Besides, he didn’t like the idea of leaving anybody behind. He made sure Burden’s crew were happy with the idea before he agreed, but they seemed loyal to Burden.
Four ships left, then — and then another was lost. It was another systems failure — catastrophic, as the containment of the point black-hole bombs failed, and the ship was immediately torn apart. After that, Pirius ordered the crews to dump their remaining bombs. He knew he would regret for the rest of his life not having thought of this precaution earlier.
So in the end only three ships returned to Arches Base. They were directed to a hangar with enough cradles to hold the ten that had flown out from Orion Rock fifteen hours before.
Pirius was the first down. He made a shaky landing, dropping his ship too hard into its cradle. There were dozens of ground crew on standby, and they came swarming around immediately. But of course there was only Pirius and Bilson to help out of their blisters; the stump of Cabel’s nacelle was a mute testament to the loss.
Enduring Hope and Cohl were both here. Pirius was unreasonably pleased to see their familiar faces. They embraced, stiffly, in their skinsuits. But he could see their distress at the loss of Blue, “their” Pirius.
Marshal Kimmer, in a bright skinsuit adorned with badges of command, came striding forward. “Well done, pilot, well done!”
Pirius allowed his hand to be shaken. But when Kimmer demanded to know how the operation had gone, Pirius just said, “Wait for the debrief,” and turned back to his crew. You didn’t speak to a senior officer like that, but he was too tired to care.

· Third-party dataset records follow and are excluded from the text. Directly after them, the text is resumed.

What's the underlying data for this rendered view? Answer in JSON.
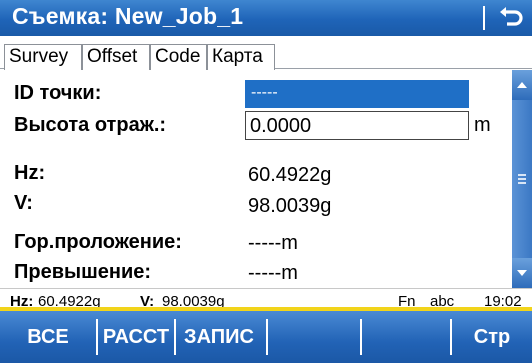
{
  "window": {
    "title": "Съемка: New_Job_1"
  },
  "tabs": [
    {
      "label": "Survey"
    },
    {
      "label": "Offset"
    },
    {
      "label": "Code"
    },
    {
      "label": "Карта"
    }
  ],
  "form": {
    "point_id": {
      "label": "ID точки:",
      "value": "-----"
    },
    "reflector_height": {
      "label": "Высота отраж.:",
      "value": "0.0000",
      "unit": "m"
    },
    "hz": {
      "label": "Hz:",
      "value": "60.4922g"
    },
    "v": {
      "label": "V:",
      "value": "98.0039g"
    },
    "horizontal_distance": {
      "label": "Гор.проложение:",
      "value": "-----m"
    },
    "height_difference": {
      "label": "Превышение:",
      "value": "-----m"
    }
  },
  "statusbar": {
    "hz_label": "Hz:",
    "hz_value": "60.4922g",
    "v_label": "V:",
    "v_value": "98.0039g",
    "fn": "Fn",
    "input_mode": "abc",
    "time": "19:02"
  },
  "softkeys": [
    {
      "label": "ВСЕ"
    },
    {
      "label": "РАССТ"
    },
    {
      "label": "ЗАПИС"
    },
    {
      "label": ""
    },
    {
      "label": ""
    },
    {
      "label": "Стр"
    }
  ],
  "colors": {
    "titlebar": "#1f64b8",
    "selection": "#1f6fc6",
    "accent_line": "#f2d41a"
  },
  "icons": {
    "back": "return-arrow-icon",
    "scroll_up": "triangle-up-icon",
    "scroll_down": "triangle-down-icon"
  }
}
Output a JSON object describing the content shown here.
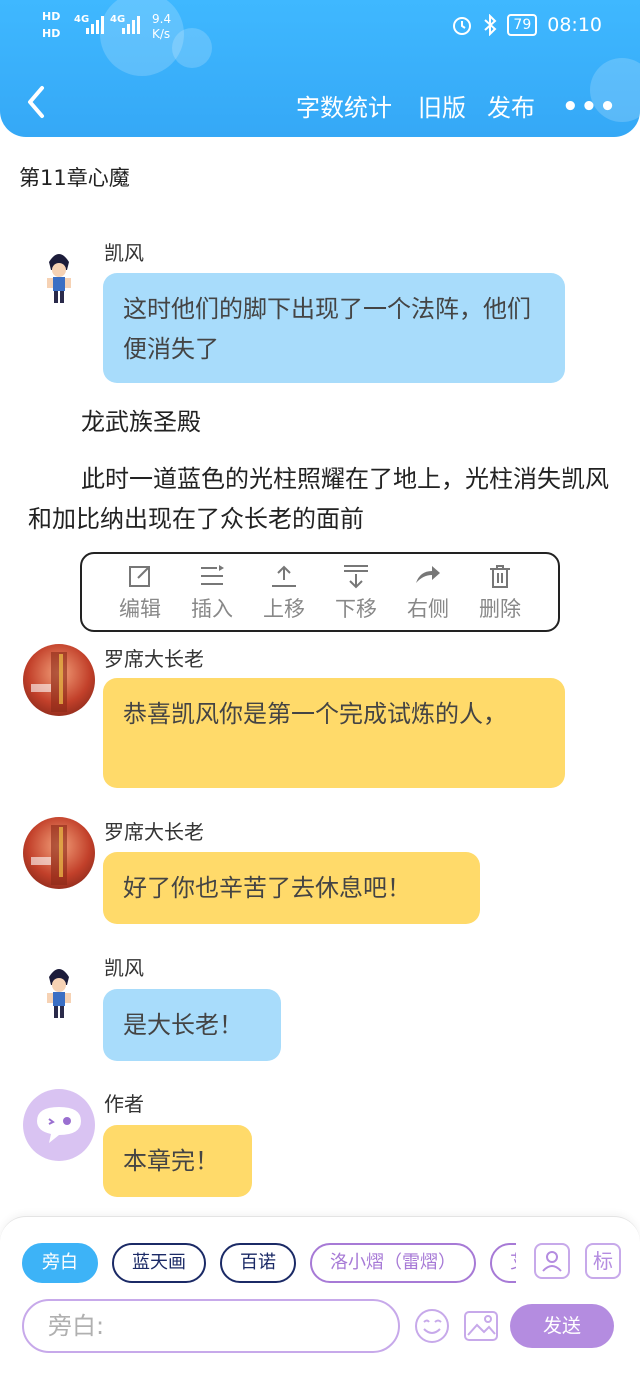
{
  "status": {
    "hd1": "HD",
    "hd2": "HD",
    "signal1": "4G",
    "signal2": "4G",
    "speed": "9.4",
    "speed_unit": "K/s",
    "battery": "79",
    "time": "08:10"
  },
  "nav": {
    "word_count": "字数统计",
    "old_version": "旧版",
    "publish": "发布",
    "more": "•••"
  },
  "chapter_title": "第11章心魔",
  "messages": [
    {
      "speaker": "凯风",
      "text": "这时他们的脚下出现了一个法阵，他们便消失了",
      "avatar": "boy-character-icon",
      "color": "#a8dcfb"
    },
    {
      "speaker": "罗席大长老",
      "text": "恭喜凯风你是第一个完成试炼的人，",
      "avatar": "elder-character-icon",
      "color": "#ffda6a"
    },
    {
      "speaker": "罗席大长老",
      "text": "好了你也辛苦了去休息吧！",
      "avatar": "elder-character-icon",
      "color": "#ffda6a"
    },
    {
      "speaker": "凯风",
      "text": "是大长老！",
      "avatar": "boy-character-icon",
      "color": "#a8dcfb"
    },
    {
      "speaker": "作者",
      "text": "本章完！",
      "avatar": "author-chat-icon",
      "color": "#ffda6a"
    }
  ],
  "narration": {
    "line1": "龙武族圣殿",
    "line2": "此时一道蓝色的光柱照耀在了地上，光柱消失凯风和加比纳出现在了众长老的面前"
  },
  "toolbar": {
    "edit": "编辑",
    "insert": "插入",
    "move_up": "上移",
    "move_down": "下移",
    "right_side": "右侧",
    "delete": "删除"
  },
  "bottom": {
    "chips": [
      "旁白",
      "蓝天画",
      "百诺",
      "洛小熠（雷熠）",
      "艾"
    ],
    "mark_label": "标",
    "input_placeholder": "旁白:",
    "send": "发送"
  }
}
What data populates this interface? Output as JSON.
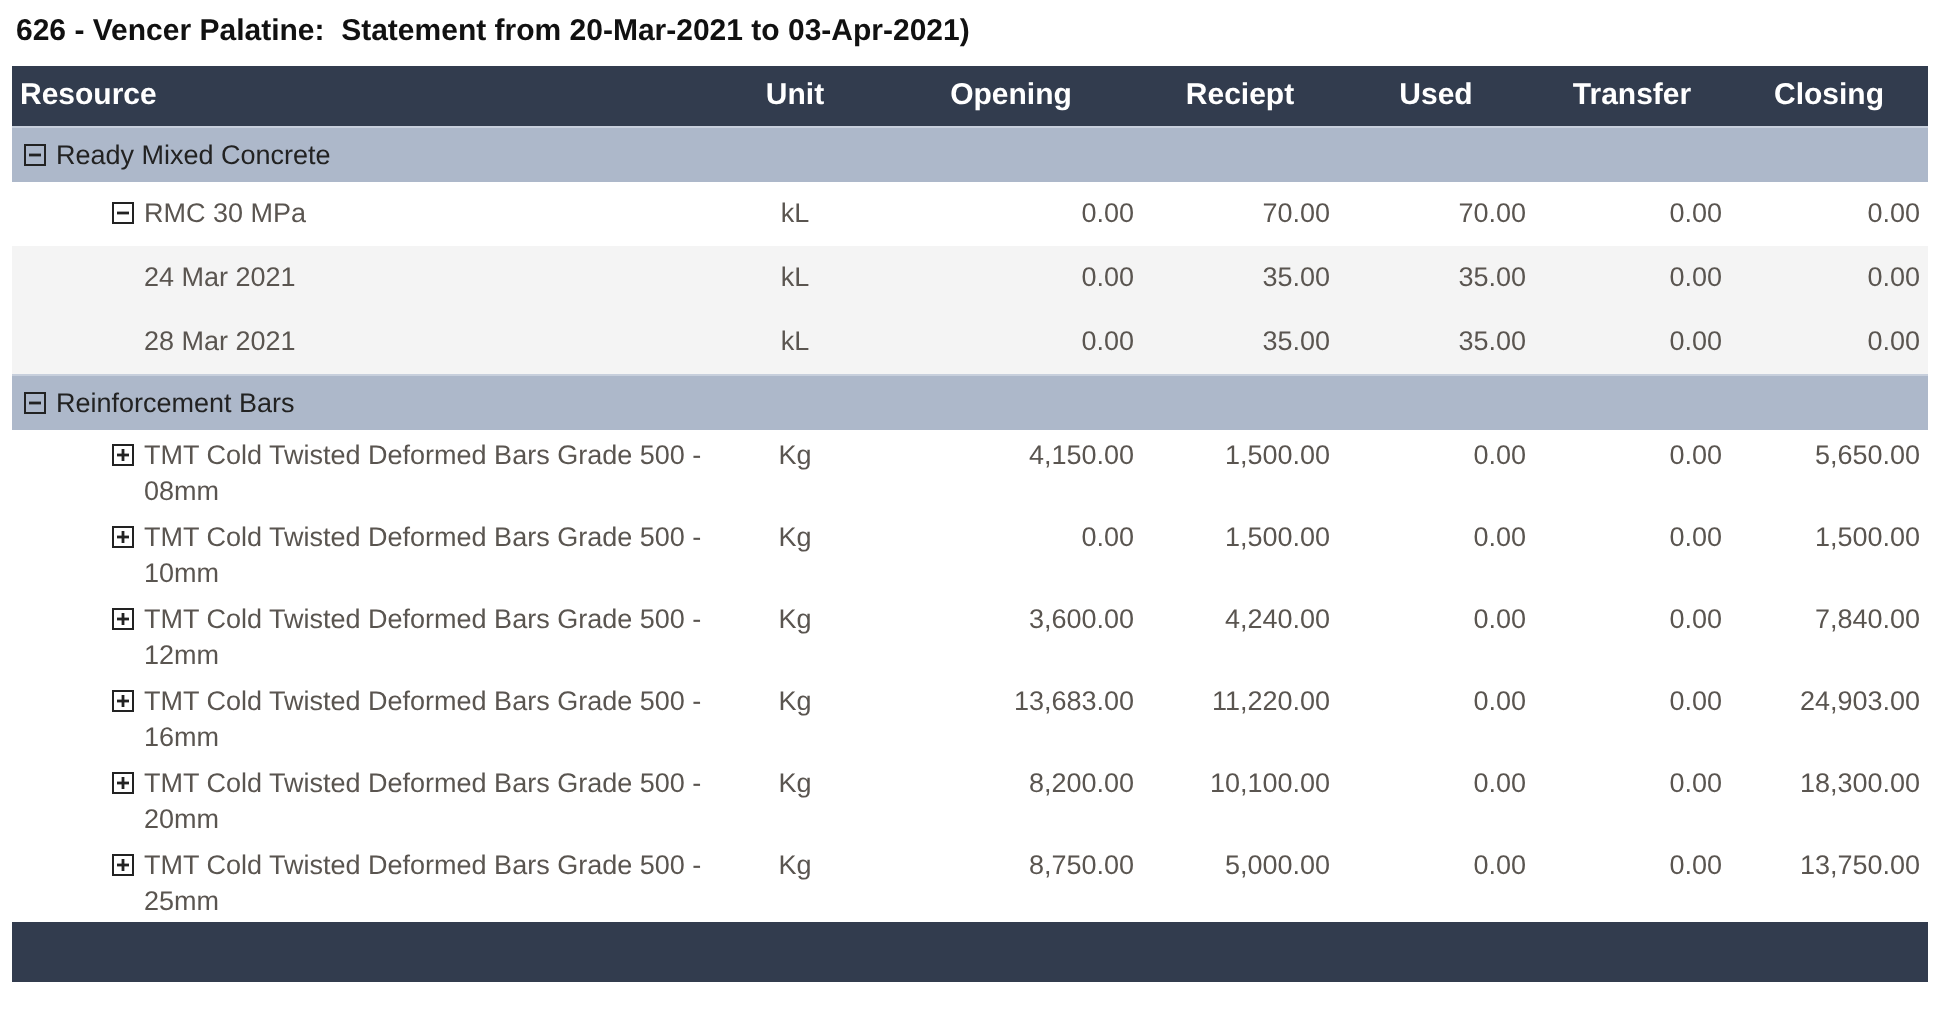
{
  "title": "626 - Vencer Palatine:  Statement from 20-Mar-2021 to 03-Apr-2021)",
  "columns": [
    "Resource",
    "Unit",
    "Opening",
    "Reciept",
    "Used",
    "Transfer",
    "Closing"
  ],
  "groups": [
    {
      "name": "Ready Mixed Concrete",
      "expanded": true,
      "children": [
        {
          "name": "RMC 30 MPa",
          "unit": "kL",
          "values": [
            "0.00",
            "70.00",
            "70.00",
            "0.00",
            "0.00"
          ],
          "expanded": true,
          "children": [
            {
              "name": "24 Mar 2021",
              "unit": "kL",
              "values": [
                "0.00",
                "35.00",
                "35.00",
                "0.00",
                "0.00"
              ]
            },
            {
              "name": "28 Mar 2021",
              "unit": "kL",
              "values": [
                "0.00",
                "35.00",
                "35.00",
                "0.00",
                "0.00"
              ]
            }
          ]
        }
      ]
    },
    {
      "name": "Reinforcement Bars",
      "expanded": true,
      "children": [
        {
          "name": "TMT Cold Twisted Deformed Bars Grade 500 - 08mm",
          "unit": "Kg",
          "values": [
            "4,150.00",
            "1,500.00",
            "0.00",
            "0.00",
            "5,650.00"
          ],
          "expanded": false
        },
        {
          "name": "TMT Cold Twisted Deformed Bars Grade 500 - 10mm",
          "unit": "Kg",
          "values": [
            "0.00",
            "1,500.00",
            "0.00",
            "0.00",
            "1,500.00"
          ],
          "expanded": false
        },
        {
          "name": "TMT Cold Twisted Deformed Bars Grade 500 - 12mm",
          "unit": "Kg",
          "values": [
            "3,600.00",
            "4,240.00",
            "0.00",
            "0.00",
            "7,840.00"
          ],
          "expanded": false
        },
        {
          "name": "TMT Cold Twisted Deformed Bars Grade 500 - 16mm",
          "unit": "Kg",
          "values": [
            "13,683.00",
            "11,220.00",
            "0.00",
            "0.00",
            "24,903.00"
          ],
          "expanded": false
        },
        {
          "name": "TMT Cold Twisted Deformed Bars Grade 500 - 20mm",
          "unit": "Kg",
          "values": [
            "8,200.00",
            "10,100.00",
            "0.00",
            "0.00",
            "18,300.00"
          ],
          "expanded": false
        },
        {
          "name": "TMT Cold Twisted Deformed Bars Grade 500 - 25mm",
          "unit": "Kg",
          "values": [
            "8,750.00",
            "5,000.00",
            "0.00",
            "0.00",
            "13,750.00"
          ],
          "expanded": false
        }
      ]
    }
  ]
}
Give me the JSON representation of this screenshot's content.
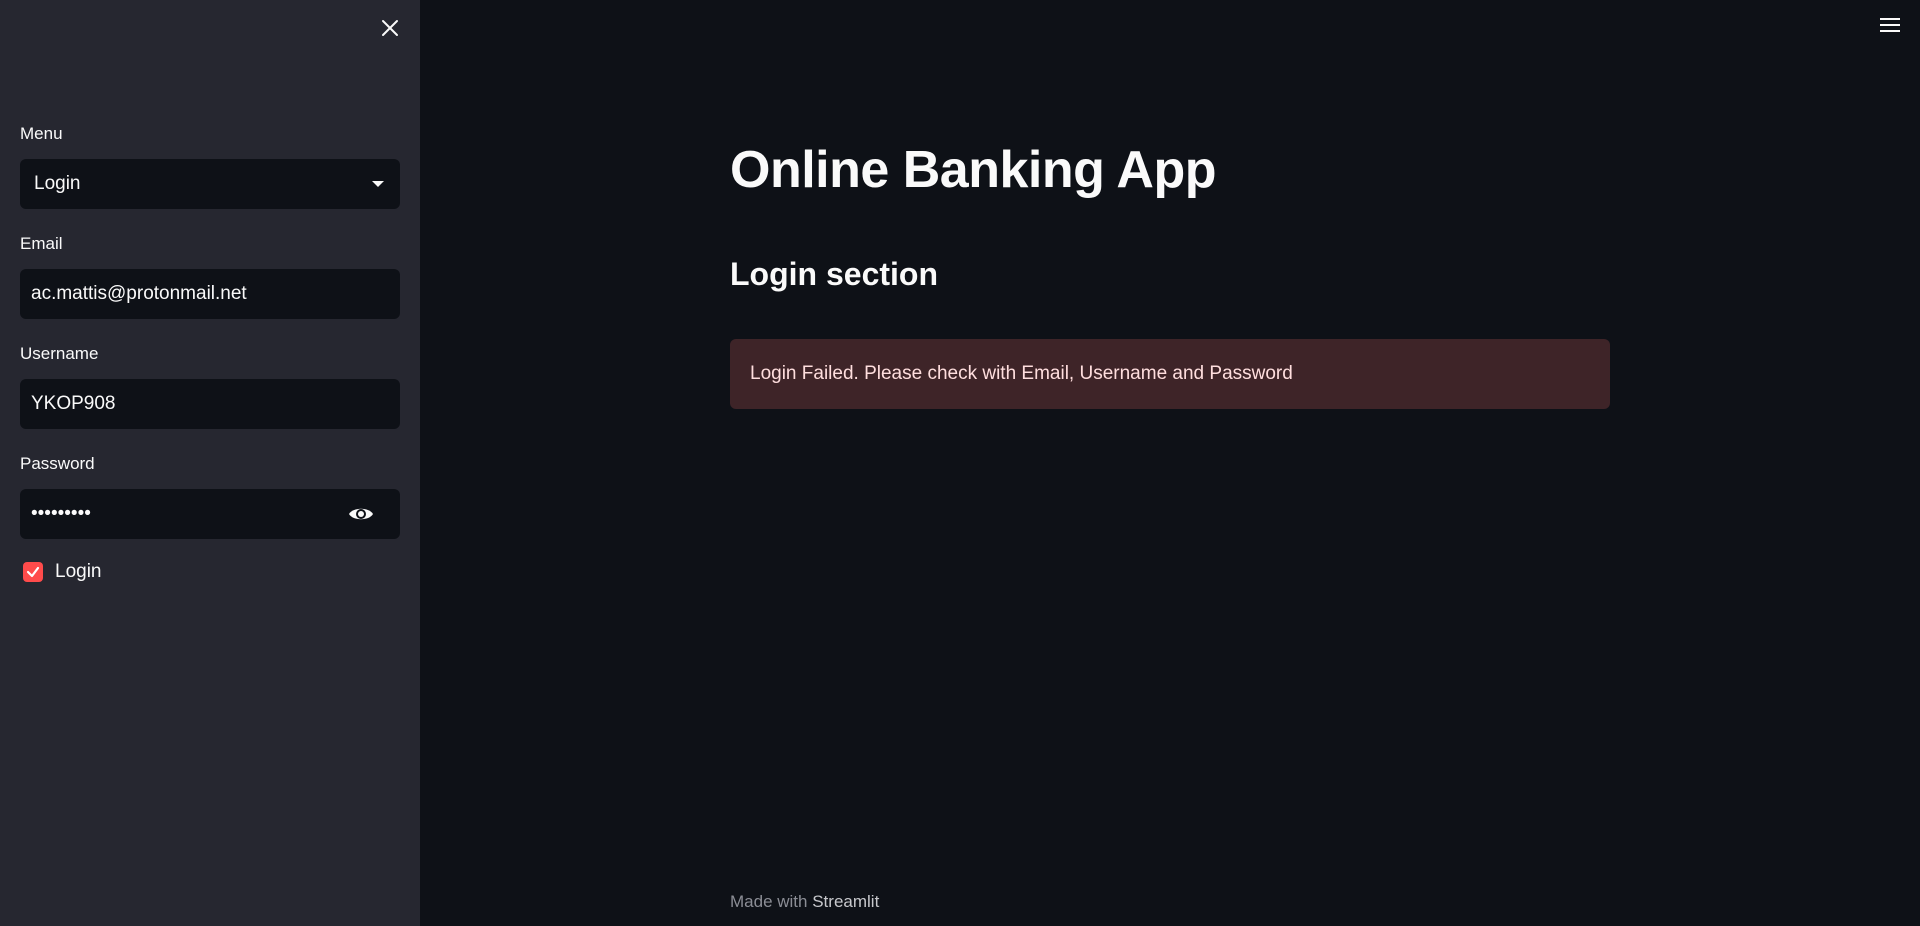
{
  "sidebar": {
    "menu_label": "Menu",
    "menu_selected": "Login",
    "email_label": "Email",
    "email_value": "ac.mattis@protonmail.net",
    "username_label": "Username",
    "username_value": "YKOP908",
    "password_label": "Password",
    "password_value": "•••••••••",
    "checkbox_label": "Login",
    "checkbox_checked": true
  },
  "main": {
    "title": "Online Banking App",
    "section_title": "Login section",
    "error_message": "Login Failed. Please check with Email, Username and Password"
  },
  "footer": {
    "made_with": "Made with",
    "brand": "Streamlit"
  },
  "icons": {
    "close": "close-icon",
    "menu": "hamburger-icon",
    "eye": "eye-icon",
    "dropdown": "chevron-down-icon",
    "check": "check-icon"
  },
  "colors": {
    "sidebar_bg": "#262730",
    "main_bg": "#0e1117",
    "accent": "#ff4b4b",
    "error_bg": "#3e2428",
    "error_text": "#ffdede"
  }
}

Pirius sent Bilson to the sick bay, but he fought off the medics who tried to lead him away. He wasn’t about to leave the hangar until the other surviving ships made it home.
In they came, one at a time. Neither made a landing much better than he had, but both got down safely. The crews in their skinsuits clustered on the floor of the hangar, while medics and reserve flight crew crowded around them, and Hope’s technicians moved in on the ships.